Nietzsche, the Romantics, and Becoming Yourself
- J
- Dec 11, 2022
- 2 min read
Updated: Sep 14
In Thus Spoke Zarathustra, Nietzsche sketches a strange, but powerful map of personal transformation using three animals: the camel, the lion, and the child. These aren’t just metaphors—they’re stages in becoming who you are. And they echo the Romantic longing for imagination, freedom, and self-creation.

The Camel: Bearing the World
“The camel says: ‘I will bear the load you place upon me.’”
The camel is obedient. It carries the burdens handed down by society, religion, duty—without questioning. It’s the phase of discipline and conformity, but also inner strength.
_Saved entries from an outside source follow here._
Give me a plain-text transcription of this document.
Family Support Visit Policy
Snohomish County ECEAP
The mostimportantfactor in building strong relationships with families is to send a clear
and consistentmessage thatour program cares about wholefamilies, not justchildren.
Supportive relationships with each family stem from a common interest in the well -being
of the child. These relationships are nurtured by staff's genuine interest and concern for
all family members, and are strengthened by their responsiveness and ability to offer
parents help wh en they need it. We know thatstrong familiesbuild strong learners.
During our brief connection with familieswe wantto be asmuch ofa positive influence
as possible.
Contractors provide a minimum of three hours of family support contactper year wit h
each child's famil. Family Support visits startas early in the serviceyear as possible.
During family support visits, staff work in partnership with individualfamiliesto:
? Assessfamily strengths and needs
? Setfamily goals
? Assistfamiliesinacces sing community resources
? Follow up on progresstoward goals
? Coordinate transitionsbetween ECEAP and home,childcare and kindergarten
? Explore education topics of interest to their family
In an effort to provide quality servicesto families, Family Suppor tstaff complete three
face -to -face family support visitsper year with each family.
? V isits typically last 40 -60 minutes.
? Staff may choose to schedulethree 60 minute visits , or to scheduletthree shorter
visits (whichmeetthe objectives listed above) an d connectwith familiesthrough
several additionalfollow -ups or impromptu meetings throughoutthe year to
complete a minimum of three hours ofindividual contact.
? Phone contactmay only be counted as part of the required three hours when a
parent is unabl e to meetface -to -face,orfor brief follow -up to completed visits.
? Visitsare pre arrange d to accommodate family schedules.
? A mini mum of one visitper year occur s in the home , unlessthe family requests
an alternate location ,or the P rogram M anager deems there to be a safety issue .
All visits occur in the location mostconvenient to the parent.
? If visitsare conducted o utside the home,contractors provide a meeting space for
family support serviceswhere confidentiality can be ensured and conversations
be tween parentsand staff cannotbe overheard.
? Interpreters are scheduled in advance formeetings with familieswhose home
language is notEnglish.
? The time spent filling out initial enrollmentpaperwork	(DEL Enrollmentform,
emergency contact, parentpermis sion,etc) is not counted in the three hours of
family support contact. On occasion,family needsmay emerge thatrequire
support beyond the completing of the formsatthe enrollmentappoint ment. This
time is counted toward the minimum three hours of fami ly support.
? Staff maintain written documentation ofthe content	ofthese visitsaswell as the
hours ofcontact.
Most people stay here. It's safe.

The Lion: Saying No
“The lion must still do some fighting... he must still become strong to be able to say no.”
The lion rebels. It challenges inherited truths, slays old dragons, and begins to assert its own will. But the lion can only destroy—it can’t yet create. It’s the crucial phase of detachment from false gods.

The Child: Creating Anew
“Finally, the spirit becomes a child: a child is innocence, forgetfulness, a new beginning, a game, a self-propelled wheel, a sacred ‘Yes.’”
The child is the breakthrough. It creates values rather than inherits them. It plays. It dreams. It doesn’t just destroy old systems—it imagines better ones. This is where Nietzsche meets Novalis.
Where the Romantics Come In
“The blue flower is a symbol of the poet’s striving toward the infinite…” – Novalis

The Romantics, like Nietzsche, weren’t interested in obedience. They saw the self as a project—not a finished product. Novalis’s blue flower is the same impulse that drives Nietzsche’s child: the desire to transcend, to become, to dream a new world into being.
“The poet stands alone, yet he is surrounded by the spirit of the world.”
— Novalis, (Heinrich von Ofterdingen)
This solitude isn’t isolation—it’s freedom. The Romantic poet, like Nietzsche’s lion and child, must walk through the fire of separation to arrive at the sacred Yes.
Takeaway: Become Yourself by Reimagining the World
Nietzsche’s three metamorphoses chart a path: carry the world, confront it, then create anew. The Romantics understood this too: the self isn’t found—it’s made. And to make it, you need imagination, resistance, and the courage to begin again.
The blue flower lives in the child’s hand.